Em maio, nosso fornecedor, Yorkshire Water, fez um pagamento surpresa de mais de £3.500 na conta bancária da minha parceira. Pressupusemos que fosse um erro e que nos informariam para reembolsá-lo. Exatamente um mês depois, ela recebeu outro pagamento, desta vez de £3.300. Yorkshire Water nos informou que não reconhecia a referência do pagamento e não achava que o havia feito.

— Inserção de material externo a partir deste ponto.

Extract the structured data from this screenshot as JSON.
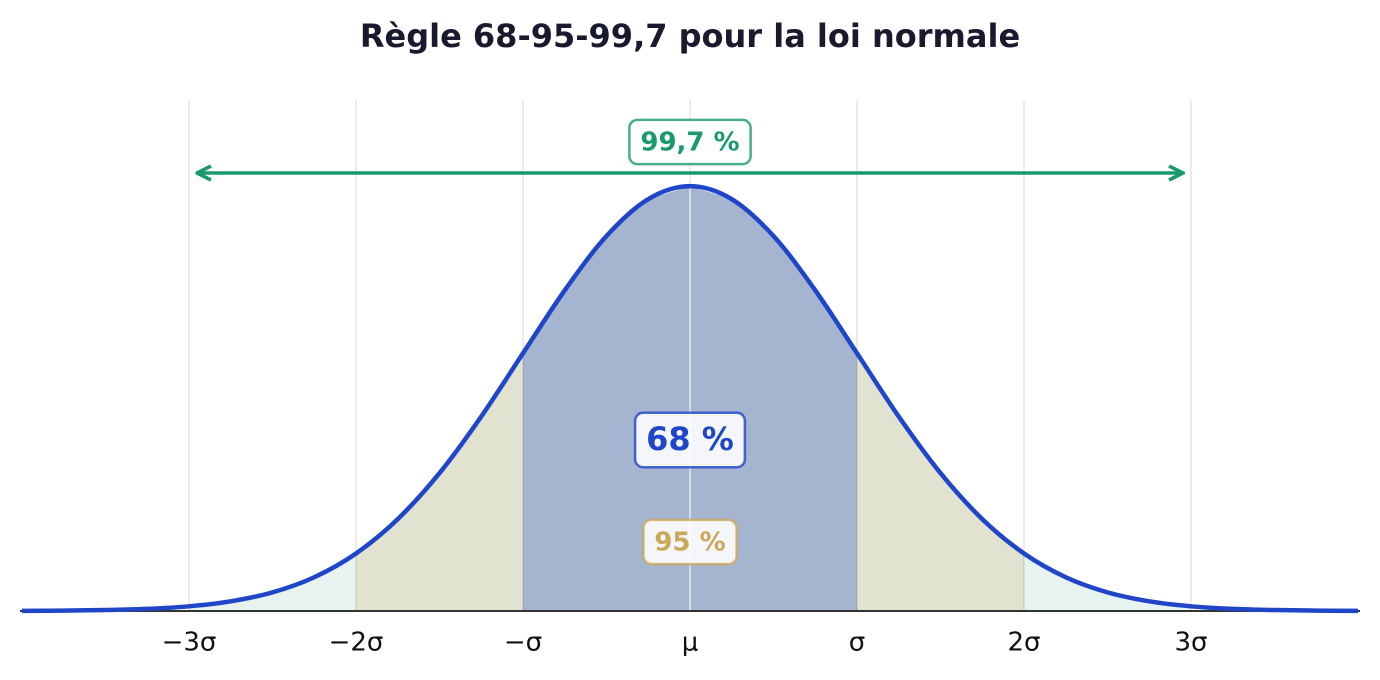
{
  "chart_data": {
    "type": "area",
    "title": "Règle 68-95-99,7 pour la loi normale",
    "x": [
      -4,
      -3.75,
      -3.5,
      -3.25,
      -3,
      -2.75,
      -2.5,
      -2.25,
      -2,
      -1.75,
      -1.5,
      -1.25,
      -1,
      -0.75,
      -0.5,
      -0.25,
      0,
      0.25,
      0.5,
      0.75,
      1,
      1.25,
      1.5,
      1.75,
      2,
      2.25,
      2.5,
      2.75,
      3,
      3.25,
      3.5,
      3.75,
      4
    ],
    "values": [
      0.0001,
      0.0004,
      0.0009,
      0.002,
      0.0044,
      0.0091,
      0.0175,
      0.0317,
      0.054,
      0.0863,
      0.1295,
      0.1826,
      0.242,
      0.3011,
      0.3521,
      0.3867,
      0.3989,
      0.3867,
      0.3521,
      0.3011,
      0.242,
      0.1826,
      0.1295,
      0.0863,
      0.054,
      0.0317,
      0.0175,
      0.0091,
      0.0044,
      0.002,
      0.0009,
      0.0004,
      0.0001
    ],
    "color": "#1f45c9",
    "xlim": [
      -4,
      4
    ],
    "ylim": [
      0,
      0.4
    ],
    "xticks": [
      {
        "value": -3,
        "label": "−3σ"
      },
      {
        "value": -2,
        "label": "−2σ"
      },
      {
        "value": -1,
        "label": "−σ"
      },
      {
        "value": 0,
        "label": "μ"
      },
      {
        "value": 1,
        "label": "σ"
      },
      {
        "value": 2,
        "label": "2σ"
      },
      {
        "value": 3,
        "label": "3σ"
      }
    ],
    "grid": true,
    "regions": [
      {
        "label": "68 %",
        "from": -1,
        "to": 1,
        "fill": "#a5b4cf",
        "color": "#1f45c9"
      },
      {
        "label": "95 %",
        "from": -2,
        "to": 2,
        "fill": "#e1e3d0",
        "color": "#c9a85a"
      },
      {
        "label": "99,7 %",
        "from": -3,
        "to": 3,
        "fill": "#e6f3ef",
        "color": "#1a9a6c",
        "arrow": true
      }
    ]
  }
}
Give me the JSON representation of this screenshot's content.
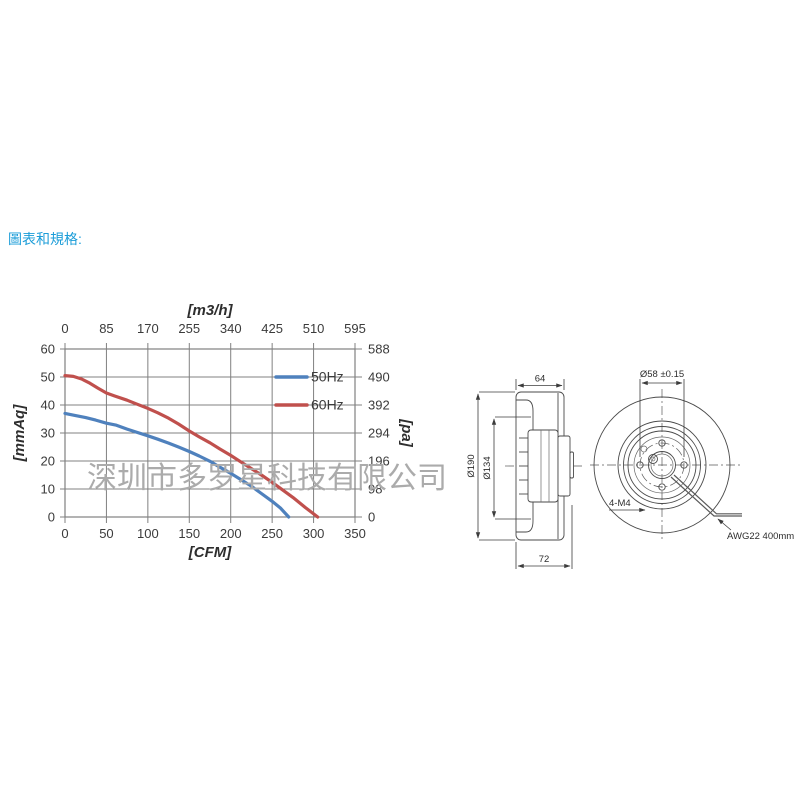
{
  "page": {
    "heading": "圖表和規格:",
    "watermark": "深圳市多罗星科技有限公司"
  },
  "colors": {
    "accent_blue": "#1a9cd8",
    "series_50hz": "#4f81bd",
    "series_60hz": "#c0504d",
    "grid": "#808080",
    "watermark_gray": "#ababab"
  },
  "chart_data": {
    "type": "line",
    "x_bottom": {
      "label": "[CFM]",
      "ticks": [
        0,
        50,
        100,
        150,
        200,
        250,
        300,
        350
      ],
      "range": [
        0,
        350
      ]
    },
    "x_top": {
      "label": "[m3/h]",
      "ticks": [
        0,
        85,
        170,
        255,
        340,
        425,
        510,
        595
      ],
      "range": [
        0,
        595
      ]
    },
    "y_left": {
      "label": "[mmAq]",
      "ticks": [
        60,
        50,
        40,
        30,
        20,
        10,
        0
      ],
      "range": [
        0,
        60
      ]
    },
    "y_right": {
      "label": "[pa]",
      "ticks": [
        588,
        490,
        392,
        294,
        196,
        98,
        0
      ],
      "range": [
        0,
        588
      ]
    },
    "grid": true,
    "legend_position": "inside-right",
    "series": [
      {
        "name": "50Hz",
        "color": "#4f81bd",
        "points": [
          [
            0,
            37
          ],
          [
            12,
            36.3
          ],
          [
            25,
            35.5
          ],
          [
            37,
            34.6
          ],
          [
            50,
            33.5
          ],
          [
            62,
            32.8
          ],
          [
            75,
            31.4
          ],
          [
            87,
            30.2
          ],
          [
            100,
            29
          ],
          [
            112,
            27.8
          ],
          [
            125,
            26.4
          ],
          [
            137,
            25
          ],
          [
            150,
            23.4
          ],
          [
            162,
            21.8
          ],
          [
            175,
            19.9
          ],
          [
            187,
            17.8
          ],
          [
            200,
            15.6
          ],
          [
            212,
            13.4
          ],
          [
            225,
            11
          ],
          [
            237,
            8.4
          ],
          [
            250,
            5.6
          ],
          [
            260,
            3.2
          ],
          [
            270,
            0
          ]
        ]
      },
      {
        "name": "60Hz",
        "color": "#c0504d",
        "points": [
          [
            0,
            50.5
          ],
          [
            10,
            50.2
          ],
          [
            20,
            49.3
          ],
          [
            30,
            47.8
          ],
          [
            40,
            46
          ],
          [
            50,
            44.3
          ],
          [
            60,
            43.2
          ],
          [
            75,
            41.7
          ],
          [
            87,
            40.3
          ],
          [
            100,
            38.8
          ],
          [
            112,
            37.2
          ],
          [
            125,
            35.3
          ],
          [
            137,
            33.2
          ],
          [
            150,
            30.7
          ],
          [
            162,
            28.6
          ],
          [
            175,
            26.5
          ],
          [
            187,
            24.3
          ],
          [
            200,
            22
          ],
          [
            212,
            19.7
          ],
          [
            225,
            17.3
          ],
          [
            237,
            15
          ],
          [
            250,
            12.4
          ],
          [
            262,
            9.8
          ],
          [
            275,
            7
          ],
          [
            290,
            3.4
          ],
          [
            305,
            0
          ]
        ]
      }
    ]
  },
  "drawing": {
    "side_view": {
      "width_top": "64",
      "width_bottom": "72",
      "outer_diameter": "Ø190",
      "inlet_diameter": "Ø134"
    },
    "front_view": {
      "bolt_circle": "Ø58 ±0.15",
      "mounting_holes": "4-M4",
      "lead_wire": "AWG22 400mm"
    }
  }
}
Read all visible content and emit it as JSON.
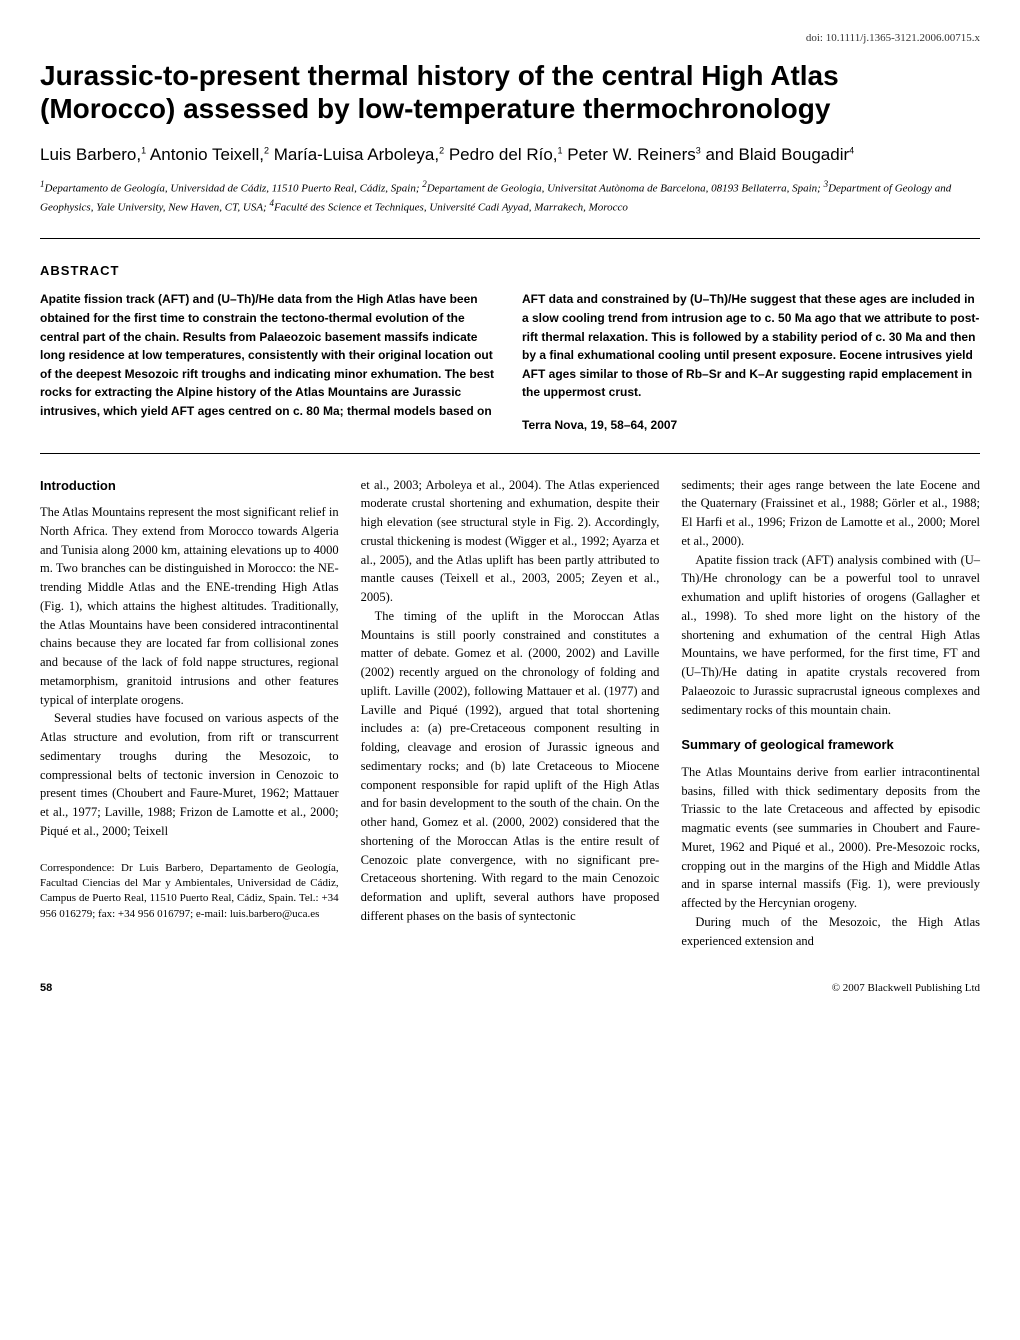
{
  "doi": "doi: 10.1111/j.1365-3121.2006.00715.x",
  "title": "Jurassic-to-present thermal history of the central High Atlas (Morocco) assessed by low-temperature thermochronology",
  "authors_html": "Luis Barbero,<span class='sup'>1</span> Antonio Teixell,<span class='sup'>2</span> María-Luisa Arboleya,<span class='sup'>2</span> Pedro del Río,<span class='sup'>1</span> Peter W. Reiners<span class='sup'>3</span> and Blaid Bougadir<span class='sup'>4</span>",
  "affiliations_html": "<span class='sup'>1</span>Departamento de Geología, Universidad de Cádiz, 11510 Puerto Real, Cádiz, Spain; <span class='sup'>2</span>Departament de Geologia, Universitat Autònoma de Barcelona, 08193 Bellaterra, Spain; <span class='sup'>3</span>Department of Geology and Geophysics, Yale University, New Haven, CT, USA; <span class='sup'>4</span>Faculté des Science et Techniques, Université Cadi Ayyad, Marrakech, Morocco",
  "abstract_heading": "ABSTRACT",
  "abstract_left": "Apatite fission track (AFT) and (U–Th)/He data from the High Atlas have been obtained for the first time to constrain the tectono-thermal evolution of the central part of the chain. Results from Palaeozoic basement massifs indicate long residence at low temperatures, consistently with their original location out of the deepest Mesozoic rift troughs and indicating minor exhumation. The best rocks for extracting the Alpine history of the Atlas Mountains are Jurassic intrusives, which yield AFT ages centred on c. 80 Ma; thermal models based on",
  "abstract_right": "AFT data and constrained by (U–Th)/He suggest that these ages are included in a slow cooling trend from intrusion age to c. 50 Ma ago that we attribute to post-rift thermal relaxation. This is followed by a stability period of c. 30 Ma and then by a final exhumational cooling until present exposure. Eocene intrusives yield AFT ages similar to those of Rb–Sr and K–Ar suggesting rapid emplacement in the uppermost crust.",
  "citation": "Terra Nova, 19, 58–64, 2007",
  "sections": {
    "introduction_heading": "Introduction",
    "summary_heading": "Summary of geological framework"
  },
  "col1": {
    "p1": "The Atlas Mountains represent the most significant relief in North Africa. They extend from Morocco towards Algeria and Tunisia along 2000 km, attaining elevations up to 4000 m. Two branches can be distinguished in Morocco: the NE-trending Middle Atlas and the ENE-trending High Atlas (Fig. 1), which attains the highest altitudes. Traditionally, the Atlas Mountains have been considered intracontinental chains because they are located far from collisional zones and because of the lack of fold nappe structures, regional metamorphism, granitoid intrusions and other features typical of interplate orogens.",
    "p2": "Several studies have focused on various aspects of the Atlas structure and evolution, from rift or transcurrent sedimentary troughs during the Mesozoic, to compressional belts of tectonic inversion in Cenozoic to present times (Choubert and Faure-Muret, 1962; Mattauer et al., 1977; Laville, 1988; Frizon de Lamotte et al., 2000; Piqué et al., 2000; Teixell",
    "correspondence": "Correspondence: Dr Luis Barbero, Departamento de Geología, Facultad Ciencias del Mar y Ambientales, Universidad de Cádiz, Campus de Puerto Real, 11510 Puerto Real, Cádiz, Spain. Tel.: +34 956 016279; fax: +34 956 016797; e-mail: luis.barbero@uca.es"
  },
  "col2": {
    "p1": "et al., 2003; Arboleya et al., 2004). The Atlas experienced moderate crustal shortening and exhumation, despite their high elevation (see structural style in Fig. 2). Accordingly, crustal thickening is modest (Wigger et al., 1992; Ayarza et al., 2005), and the Atlas uplift has been partly attributed to mantle causes (Teixell et al., 2003, 2005; Zeyen et al., 2005).",
    "p2": "The timing of the uplift in the Moroccan Atlas Mountains is still poorly constrained and constitutes a matter of debate. Gomez et al. (2000, 2002) and Laville (2002) recently argued on the chronology of folding and uplift. Laville (2002), following Mattauer et al. (1977) and Laville and Piqué (1992), argued that total shortening includes a: (a) pre-Cretaceous component resulting in folding, cleavage and erosion of Jurassic igneous and sedimentary rocks; and (b) late Cretaceous to Miocene component responsible for rapid uplift of the High Atlas and for basin development to the south of the chain. On the other hand, Gomez et al. (2000, 2002) considered that the shortening of the Moroccan Atlas is the entire result of Cenozoic plate convergence, with no significant pre-Cretaceous shortening. With regard to the main Cenozoic deformation and uplift, several authors have proposed different phases on the basis of syntectonic"
  },
  "col3": {
    "p1": "sediments; their ages range between the late Eocene and the Quaternary (Fraissinet et al., 1988; Görler et al., 1988; El Harfi et al., 1996; Frizon de Lamotte et al., 2000; Morel et al., 2000).",
    "p2": "Apatite fission track (AFT) analysis combined with (U–Th)/He chronology can be a powerful tool to unravel exhumation and uplift histories of orogens (Gallagher et al., 1998). To shed more light on the history of the shortening and exhumation of the central High Atlas Mountains, we have performed, for the first time, FT and (U–Th)/He dating in apatite crystals recovered from Palaeozoic to Jurassic supracrustal igneous complexes and sedimentary rocks of this mountain chain.",
    "p3": "The Atlas Mountains derive from earlier intracontinental basins, filled with thick sedimentary deposits from the Triassic to the late Cretaceous and affected by episodic magmatic events (see summaries in Choubert and Faure-Muret, 1962 and Piqué et al., 2000). Pre-Mesozoic rocks, cropping out in the margins of the High and Middle Atlas and in sparse internal massifs (Fig. 1), were previously affected by the Hercynian orogeny.",
    "p4": "During much of the Mesozoic, the High Atlas experienced extension and"
  },
  "footer": {
    "page": "58",
    "copyright": "© 2007 Blackwell Publishing Ltd"
  }
}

O banco da minha parceira disse que não havia nada que pudesse fazer para interromper ou devolver os pagamentos. Ambas as empresas trataram a questão de forma bastante leve e nos disseram para aproveitar o dinheiro. Transferimos para nossa conta poupança para não ser tocado, mas não sabemos o que mais fazer. Estamos preocupados que possa ser algum tipo de golpe de lavagem de dinheiro.
DB, Leeds
O aspecto mais extraordinário desta história bizarra é a insouciance da Yorkshire Water e a facilidade com que foi encontrada uma explicação quando questionei sua generosidade não solicitada. Eles presentearam sua parceira com quase £7.000 em quatro semanas e, provavelmente, teriam continuado a pagá-la no meio de cada mês se você não tivesse entrado em contato comigo.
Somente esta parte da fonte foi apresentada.